Nk_names (Optional[List[str]], optional) – A list of demographic group names. If not provided, a default list of indices is generated. Defaults to None.
- Returns:
None
- property layers: List[str]
Available contact matrix layers.
- Returns:
Names of available contact layers (e.g., [‘home’, ‘work’, ‘school’])
- Return type:
List[str]
- property mean_contacts: Dict[str, float]
Mean number of contacts per person per layer.
- Returns:
Dictionary mapping layer names to mean contacts per person
- Return type:
Dict[str, float]
- property num_groups: int
Number of demographic groups.
- Returns:
Number of demographic groups in the population
- Return type:
int
- property total_contacts: Dict[str, float]
Total number of contacts per layer.
- Returns:
Dictionary mapping layer names to total contacts
- Return type:
Dict[str, float]
- property total_population: float
Total population across all demographic groups.
- Returns:
Sum of population in all demographic groups
- Return type:
float
- epydemix.population.get_available_locations(attribute: str = 'age', data_version: str = 'v1.2.0', level: int | None = None) DataFrame[source]
Returns a list of available locations from the epydemix-data repository.
- Parameters:
attribute (str) – The demographic attribute layer. Defaults to “age”.
data_version (str) – The git tag/version of the epydemix-data repository. Defaults to “v1.2.0”.

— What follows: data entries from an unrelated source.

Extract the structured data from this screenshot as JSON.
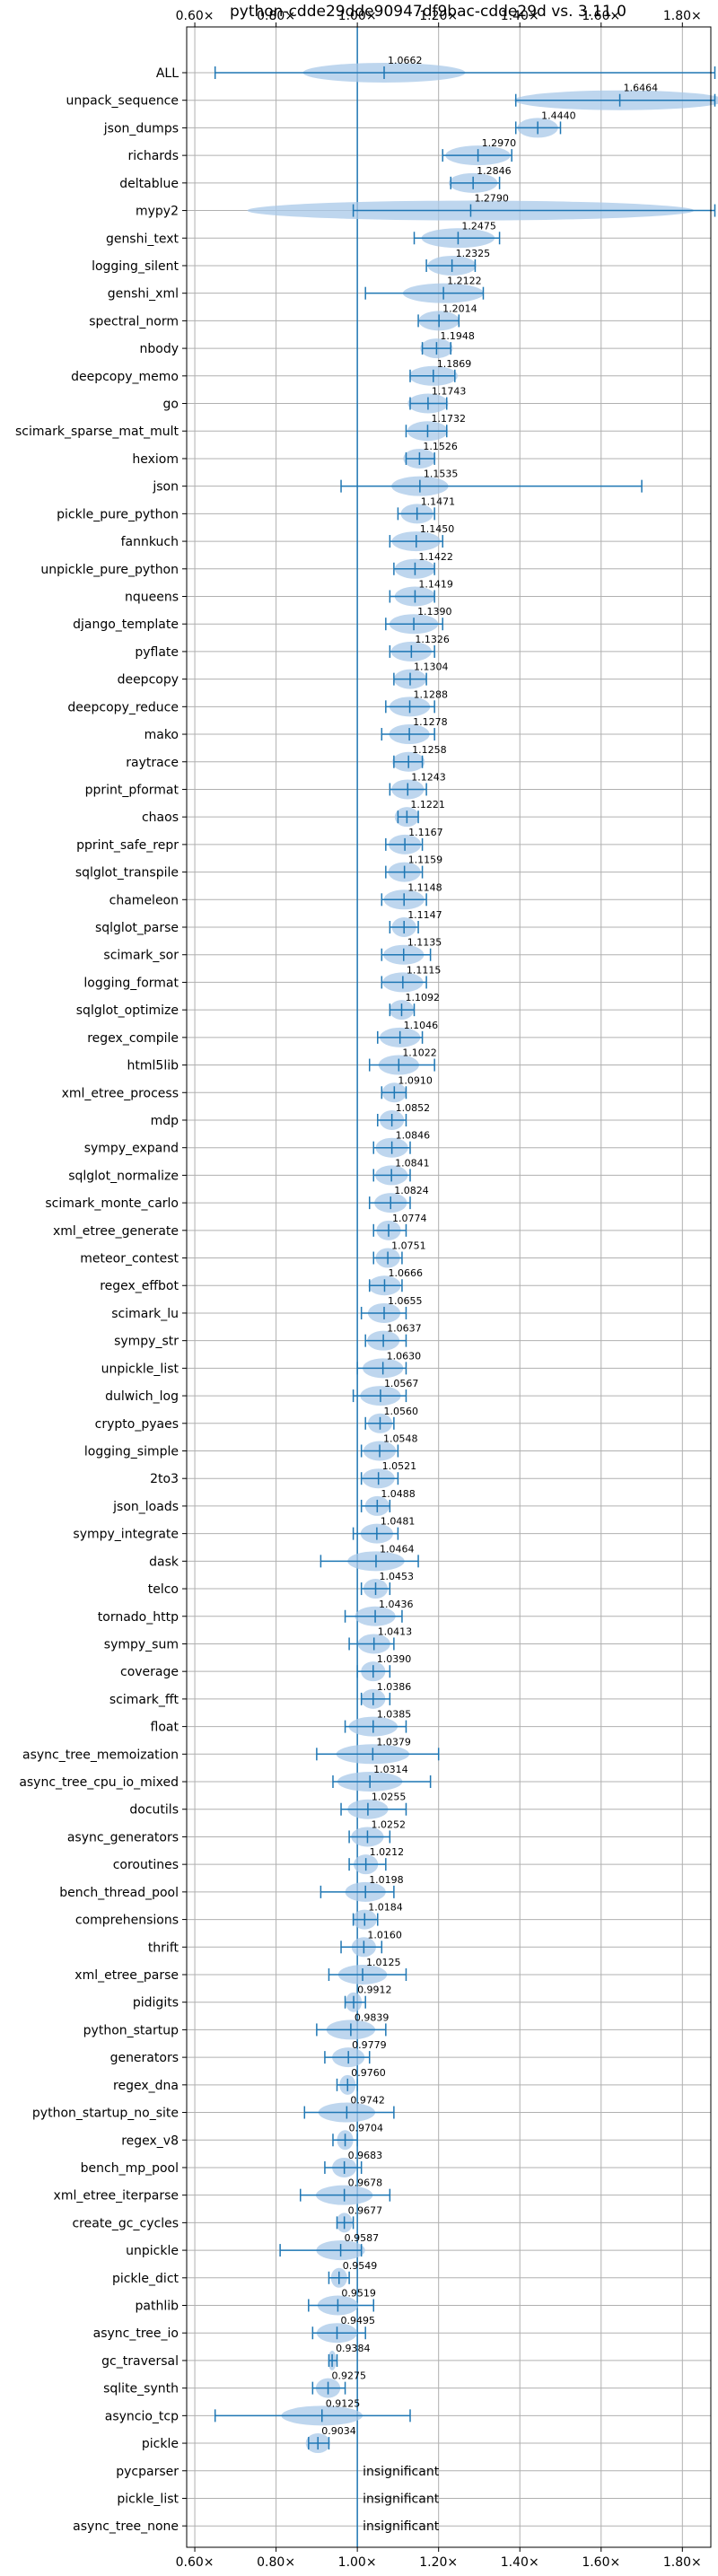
{
  "chart_data": {
    "type": "violin",
    "title": "python-cdde29dde90947df9bac-cdde29d vs. 3.11.0",
    "xlim": [
      0.58,
      1.87
    ],
    "xticks": [
      0.6,
      0.8,
      1.0,
      1.2,
      1.4,
      1.6,
      1.8
    ],
    "xtick_labels": [
      "0.60×",
      "0.80×",
      "1.00×",
      "1.20×",
      "1.40×",
      "1.60×",
      "1.80×"
    ],
    "reference_line": 1.0,
    "grid": true,
    "insignificant_text": "insignificant",
    "colors": {
      "violin": "#a8c8e8",
      "whisker": "#1f77b4",
      "axis": "#000000",
      "grid": "#b0b0b0"
    },
    "benchmarks": [
      {
        "name": "ALL",
        "value_label": "1.0662",
        "median": 1.066,
        "min": 0.65,
        "max": 1.88,
        "spread": 0.2
      },
      {
        "name": "unpack_sequence",
        "value_label": "1.6464",
        "median": 1.646,
        "min": 1.39,
        "max": 1.88,
        "spread": 0.26
      },
      {
        "name": "json_dumps",
        "value_label": "1.4440",
        "median": 1.444,
        "min": 1.39,
        "max": 1.5,
        "spread": 0.05
      },
      {
        "name": "richards",
        "value_label": "1.2970",
        "median": 1.297,
        "min": 1.21,
        "max": 1.38,
        "spread": 0.08
      },
      {
        "name": "deltablue",
        "value_label": "1.2846",
        "median": 1.285,
        "min": 1.23,
        "max": 1.35,
        "spread": 0.06
      },
      {
        "name": "mypy2",
        "value_label": "1.2790",
        "median": 1.279,
        "min": 0.99,
        "max": 1.88,
        "spread": 0.55
      },
      {
        "name": "genshi_text",
        "value_label": "1.2475",
        "median": 1.248,
        "min": 1.14,
        "max": 1.35,
        "spread": 0.09
      },
      {
        "name": "logging_silent",
        "value_label": "1.2325",
        "median": 1.233,
        "min": 1.17,
        "max": 1.29,
        "spread": 0.06
      },
      {
        "name": "genshi_xml",
        "value_label": "1.2122",
        "median": 1.212,
        "min": 1.02,
        "max": 1.31,
        "spread": 0.1
      },
      {
        "name": "spectral_norm",
        "value_label": "1.2014",
        "median": 1.201,
        "min": 1.15,
        "max": 1.25,
        "spread": 0.05
      },
      {
        "name": "nbody",
        "value_label": "1.1948",
        "median": 1.195,
        "min": 1.16,
        "max": 1.23,
        "spread": 0.04
      },
      {
        "name": "deepcopy_memo",
        "value_label": "1.1869",
        "median": 1.187,
        "min": 1.13,
        "max": 1.24,
        "spread": 0.06
      },
      {
        "name": "go",
        "value_label": "1.1743",
        "median": 1.174,
        "min": 1.13,
        "max": 1.22,
        "spread": 0.05
      },
      {
        "name": "scimark_sparse_mat_mult",
        "value_label": "1.1732",
        "median": 1.173,
        "min": 1.12,
        "max": 1.22,
        "spread": 0.05
      },
      {
        "name": "hexiom",
        "value_label": "1.1526",
        "median": 1.153,
        "min": 1.12,
        "max": 1.19,
        "spread": 0.04
      },
      {
        "name": "json",
        "value_label": "1.1535",
        "median": 1.154,
        "min": 0.96,
        "max": 1.7,
        "spread": 0.07
      },
      {
        "name": "pickle_pure_python",
        "value_label": "1.1471",
        "median": 1.147,
        "min": 1.1,
        "max": 1.19,
        "spread": 0.04
      },
      {
        "name": "fannkuch",
        "value_label": "1.1450",
        "median": 1.145,
        "min": 1.08,
        "max": 1.21,
        "spread": 0.06
      },
      {
        "name": "unpickle_pure_python",
        "value_label": "1.1422",
        "median": 1.142,
        "min": 1.09,
        "max": 1.19,
        "spread": 0.05
      },
      {
        "name": "nqueens",
        "value_label": "1.1419",
        "median": 1.142,
        "min": 1.08,
        "max": 1.19,
        "spread": 0.05
      },
      {
        "name": "django_template",
        "value_label": "1.1390",
        "median": 1.139,
        "min": 1.07,
        "max": 1.21,
        "spread": 0.06
      },
      {
        "name": "pyflate",
        "value_label": "1.1326",
        "median": 1.133,
        "min": 1.08,
        "max": 1.19,
        "spread": 0.05
      },
      {
        "name": "deepcopy",
        "value_label": "1.1304",
        "median": 1.13,
        "min": 1.09,
        "max": 1.17,
        "spread": 0.04
      },
      {
        "name": "deepcopy_reduce",
        "value_label": "1.1288",
        "median": 1.129,
        "min": 1.07,
        "max": 1.19,
        "spread": 0.05
      },
      {
        "name": "mako",
        "value_label": "1.1278",
        "median": 1.128,
        "min": 1.06,
        "max": 1.19,
        "spread": 0.05
      },
      {
        "name": "raytrace",
        "value_label": "1.1258",
        "median": 1.126,
        "min": 1.09,
        "max": 1.16,
        "spread": 0.04
      },
      {
        "name": "pprint_pformat",
        "value_label": "1.1243",
        "median": 1.124,
        "min": 1.08,
        "max": 1.17,
        "spread": 0.04
      },
      {
        "name": "chaos",
        "value_label": "1.1221",
        "median": 1.122,
        "min": 1.1,
        "max": 1.15,
        "spread": 0.03
      },
      {
        "name": "pprint_safe_repr",
        "value_label": "1.1167",
        "median": 1.117,
        "min": 1.07,
        "max": 1.16,
        "spread": 0.04
      },
      {
        "name": "sqlglot_transpile",
        "value_label": "1.1159",
        "median": 1.116,
        "min": 1.07,
        "max": 1.16,
        "spread": 0.04
      },
      {
        "name": "chameleon",
        "value_label": "1.1148",
        "median": 1.115,
        "min": 1.06,
        "max": 1.17,
        "spread": 0.05
      },
      {
        "name": "sqlglot_parse",
        "value_label": "1.1147",
        "median": 1.115,
        "min": 1.08,
        "max": 1.15,
        "spread": 0.03
      },
      {
        "name": "scimark_sor",
        "value_label": "1.1135",
        "median": 1.114,
        "min": 1.06,
        "max": 1.18,
        "spread": 0.05
      },
      {
        "name": "logging_format",
        "value_label": "1.1115",
        "median": 1.112,
        "min": 1.06,
        "max": 1.17,
        "spread": 0.05
      },
      {
        "name": "sqlglot_optimize",
        "value_label": "1.1092",
        "median": 1.109,
        "min": 1.08,
        "max": 1.14,
        "spread": 0.03
      },
      {
        "name": "regex_compile",
        "value_label": "1.1046",
        "median": 1.105,
        "min": 1.05,
        "max": 1.16,
        "spread": 0.05
      },
      {
        "name": "html5lib",
        "value_label": "1.1022",
        "median": 1.102,
        "min": 1.03,
        "max": 1.19,
        "spread": 0.05
      },
      {
        "name": "xml_etree_process",
        "value_label": "1.0910",
        "median": 1.091,
        "min": 1.06,
        "max": 1.12,
        "spread": 0.03
      },
      {
        "name": "mdp",
        "value_label": "1.0852",
        "median": 1.085,
        "min": 1.05,
        "max": 1.12,
        "spread": 0.03
      },
      {
        "name": "sympy_expand",
        "value_label": "1.0846",
        "median": 1.085,
        "min": 1.04,
        "max": 1.13,
        "spread": 0.04
      },
      {
        "name": "sqlglot_normalize",
        "value_label": "1.0841",
        "median": 1.084,
        "min": 1.04,
        "max": 1.13,
        "spread": 0.04
      },
      {
        "name": "scimark_monte_carlo",
        "value_label": "1.0824",
        "median": 1.082,
        "min": 1.03,
        "max": 1.13,
        "spread": 0.04
      },
      {
        "name": "xml_etree_generate",
        "value_label": "1.0774",
        "median": 1.077,
        "min": 1.04,
        "max": 1.12,
        "spread": 0.03
      },
      {
        "name": "meteor_contest",
        "value_label": "1.0751",
        "median": 1.075,
        "min": 1.04,
        "max": 1.11,
        "spread": 0.03
      },
      {
        "name": "regex_effbot",
        "value_label": "1.0666",
        "median": 1.067,
        "min": 1.03,
        "max": 1.11,
        "spread": 0.04
      },
      {
        "name": "scimark_lu",
        "value_label": "1.0655",
        "median": 1.066,
        "min": 1.01,
        "max": 1.12,
        "spread": 0.04
      },
      {
        "name": "sympy_str",
        "value_label": "1.0637",
        "median": 1.064,
        "min": 1.02,
        "max": 1.12,
        "spread": 0.04
      },
      {
        "name": "unpickle_list",
        "value_label": "1.0630",
        "median": 1.063,
        "min": 1.0,
        "max": 1.12,
        "spread": 0.05
      },
      {
        "name": "dulwich_log",
        "value_label": "1.0567",
        "median": 1.057,
        "min": 0.99,
        "max": 1.12,
        "spread": 0.05
      },
      {
        "name": "crypto_pyaes",
        "value_label": "1.0560",
        "median": 1.056,
        "min": 1.02,
        "max": 1.09,
        "spread": 0.03
      },
      {
        "name": "logging_simple",
        "value_label": "1.0548",
        "median": 1.055,
        "min": 1.01,
        "max": 1.1,
        "spread": 0.04
      },
      {
        "name": "2to3",
        "value_label": "1.0521",
        "median": 1.052,
        "min": 1.01,
        "max": 1.1,
        "spread": 0.04
      },
      {
        "name": "json_loads",
        "value_label": "1.0488",
        "median": 1.049,
        "min": 1.01,
        "max": 1.08,
        "spread": 0.03
      },
      {
        "name": "sympy_integrate",
        "value_label": "1.0481",
        "median": 1.048,
        "min": 0.99,
        "max": 1.1,
        "spread": 0.04
      },
      {
        "name": "dask",
        "value_label": "1.0464",
        "median": 1.046,
        "min": 0.91,
        "max": 1.15,
        "spread": 0.07
      },
      {
        "name": "telco",
        "value_label": "1.0453",
        "median": 1.045,
        "min": 1.01,
        "max": 1.08,
        "spread": 0.03
      },
      {
        "name": "tornado_http",
        "value_label": "1.0436",
        "median": 1.044,
        "min": 0.97,
        "max": 1.11,
        "spread": 0.05
      },
      {
        "name": "sympy_sum",
        "value_label": "1.0413",
        "median": 1.041,
        "min": 0.98,
        "max": 1.09,
        "spread": 0.04
      },
      {
        "name": "coverage",
        "value_label": "1.0390",
        "median": 1.039,
        "min": 1.0,
        "max": 1.08,
        "spread": 0.03
      },
      {
        "name": "scimark_fft",
        "value_label": "1.0386",
        "median": 1.039,
        "min": 1.01,
        "max": 1.08,
        "spread": 0.03
      },
      {
        "name": "float",
        "value_label": "1.0385",
        "median": 1.039,
        "min": 0.97,
        "max": 1.12,
        "spread": 0.06
      },
      {
        "name": "async_tree_memoization",
        "value_label": "1.0379",
        "median": 1.038,
        "min": 0.9,
        "max": 1.2,
        "spread": 0.09
      },
      {
        "name": "async_tree_cpu_io_mixed",
        "value_label": "1.0314",
        "median": 1.031,
        "min": 0.94,
        "max": 1.18,
        "spread": 0.08
      },
      {
        "name": "docutils",
        "value_label": "1.0255",
        "median": 1.026,
        "min": 0.96,
        "max": 1.12,
        "spread": 0.05
      },
      {
        "name": "async_generators",
        "value_label": "1.0252",
        "median": 1.025,
        "min": 0.98,
        "max": 1.08,
        "spread": 0.04
      },
      {
        "name": "coroutines",
        "value_label": "1.0212",
        "median": 1.021,
        "min": 0.98,
        "max": 1.07,
        "spread": 0.03
      },
      {
        "name": "bench_thread_pool",
        "value_label": "1.0198",
        "median": 1.02,
        "min": 0.91,
        "max": 1.09,
        "spread": 0.05
      },
      {
        "name": "comprehensions",
        "value_label": "1.0184",
        "median": 1.018,
        "min": 0.99,
        "max": 1.05,
        "spread": 0.03
      },
      {
        "name": "thrift",
        "value_label": "1.0160",
        "median": 1.016,
        "min": 0.96,
        "max": 1.06,
        "spread": 0.03
      },
      {
        "name": "xml_etree_parse",
        "value_label": "1.0125",
        "median": 1.013,
        "min": 0.93,
        "max": 1.12,
        "spread": 0.06
      },
      {
        "name": "pidigits",
        "value_label": "0.9912",
        "median": 0.991,
        "min": 0.97,
        "max": 1.02,
        "spread": 0.02
      },
      {
        "name": "python_startup",
        "value_label": "0.9839",
        "median": 0.984,
        "min": 0.9,
        "max": 1.07,
        "spread": 0.06
      },
      {
        "name": "generators",
        "value_label": "0.9779",
        "median": 0.978,
        "min": 0.92,
        "max": 1.03,
        "spread": 0.04
      },
      {
        "name": "regex_dna",
        "value_label": "0.9760",
        "median": 0.976,
        "min": 0.95,
        "max": 1.0,
        "spread": 0.02
      },
      {
        "name": "python_startup_no_site",
        "value_label": "0.9742",
        "median": 0.974,
        "min": 0.87,
        "max": 1.09,
        "spread": 0.07
      },
      {
        "name": "regex_v8",
        "value_label": "0.9704",
        "median": 0.97,
        "min": 0.94,
        "max": 1.0,
        "spread": 0.02
      },
      {
        "name": "bench_mp_pool",
        "value_label": "0.9683",
        "median": 0.968,
        "min": 0.92,
        "max": 1.01,
        "spread": 0.03
      },
      {
        "name": "xml_etree_iterparse",
        "value_label": "0.9678",
        "median": 0.968,
        "min": 0.86,
        "max": 1.08,
        "spread": 0.07
      },
      {
        "name": "create_gc_cycles",
        "value_label": "0.9677",
        "median": 0.968,
        "min": 0.95,
        "max": 0.99,
        "spread": 0.02
      },
      {
        "name": "unpickle",
        "value_label": "0.9587",
        "median": 0.959,
        "min": 0.81,
        "max": 1.01,
        "spread": 0.06
      },
      {
        "name": "pickle_dict",
        "value_label": "0.9549",
        "median": 0.955,
        "min": 0.93,
        "max": 0.98,
        "spread": 0.02
      },
      {
        "name": "pathlib",
        "value_label": "0.9519",
        "median": 0.952,
        "min": 0.88,
        "max": 1.04,
        "spread": 0.05
      },
      {
        "name": "async_tree_io",
        "value_label": "0.9495",
        "median": 0.95,
        "min": 0.89,
        "max": 1.02,
        "spread": 0.05
      },
      {
        "name": "gc_traversal",
        "value_label": "0.9384",
        "median": 0.938,
        "min": 0.93,
        "max": 0.95,
        "spread": 0.01
      },
      {
        "name": "sqlite_synth",
        "value_label": "0.9275",
        "median": 0.928,
        "min": 0.89,
        "max": 0.97,
        "spread": 0.03
      },
      {
        "name": "asyncio_tcp",
        "value_label": "0.9125",
        "median": 0.913,
        "min": 0.65,
        "max": 1.13,
        "spread": 0.1
      },
      {
        "name": "pickle",
        "value_label": "0.9034",
        "median": 0.903,
        "min": 0.88,
        "max": 0.93,
        "spread": 0.03
      },
      {
        "name": "pycparser",
        "value_label": "",
        "insignificant": true
      },
      {
        "name": "pickle_list",
        "value_label": "",
        "insignificant": true
      },
      {
        "name": "async_tree_none",
        "value_label": "",
        "insignificant": true
      }
    ]
  }
}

level (Optional[int]) – If provided, filters the result to only rows where the
levelcolumn equals this value. Geographic levels are: 0 = country, 1 = state/province, 2 = county. Silently ignored for data versions that do not include alevelcolumn. Defaults to None (no filter).
- Returns:
A DataFrame containing the list of available locations.
- Return type:
pd.DataFrame
- epydemix.population.load_epydemix_population(population_name: str, contacts_source: str | None = None, path_to_data: str | None = None, layers: List[str] = ['school', 'work', 'home', 'community'], age_group_mapping: Dict[str, List[str]] | None = None, supported_contacts_sources: Dict[str, List[str]] = {'age': ['prem_2017', 'prem_2021', 'mistry_2021', 'litvinova_2025'], 'race_ethnicity': ['litvinova_2025'], 'sex': ['litvinova_2025']}, data_version: str = 'v1.2.0', attribute: str = 'age') Population[source]
Loads population and contact matrix data for a specified population.
- Parameters:
population_name (str) – The name of the population to load.
contacts_source (Optional[str]) – The source of contact matrices. If None, the default source is retrieved.
path_to_data (Optional[str]) – The local path to the data directory. If None, data is fetched from GitHub.
layers (List[str]) – The layers of contact matrices to load.
age_group_mapping (Optional[Dict[str, List[str]]]) – Mapping of age groups. If None, defaults based on contacts_source.
supported_contacts_sources (Dict[str, List[str]]) – Dict mapping attribute names to their supported contact sources.
data_version (str) – The git tag/version of the epydemix-data repository. Defaults to “v1.2.0”.
attribute (str) – The demographic attribute layer. Defaults to “age”.
- Returns:
An instance of the Population class with the loaded data.
- Return type:
- Raises:
ValueError – If any provided value is not valid or if there are issues with the data files.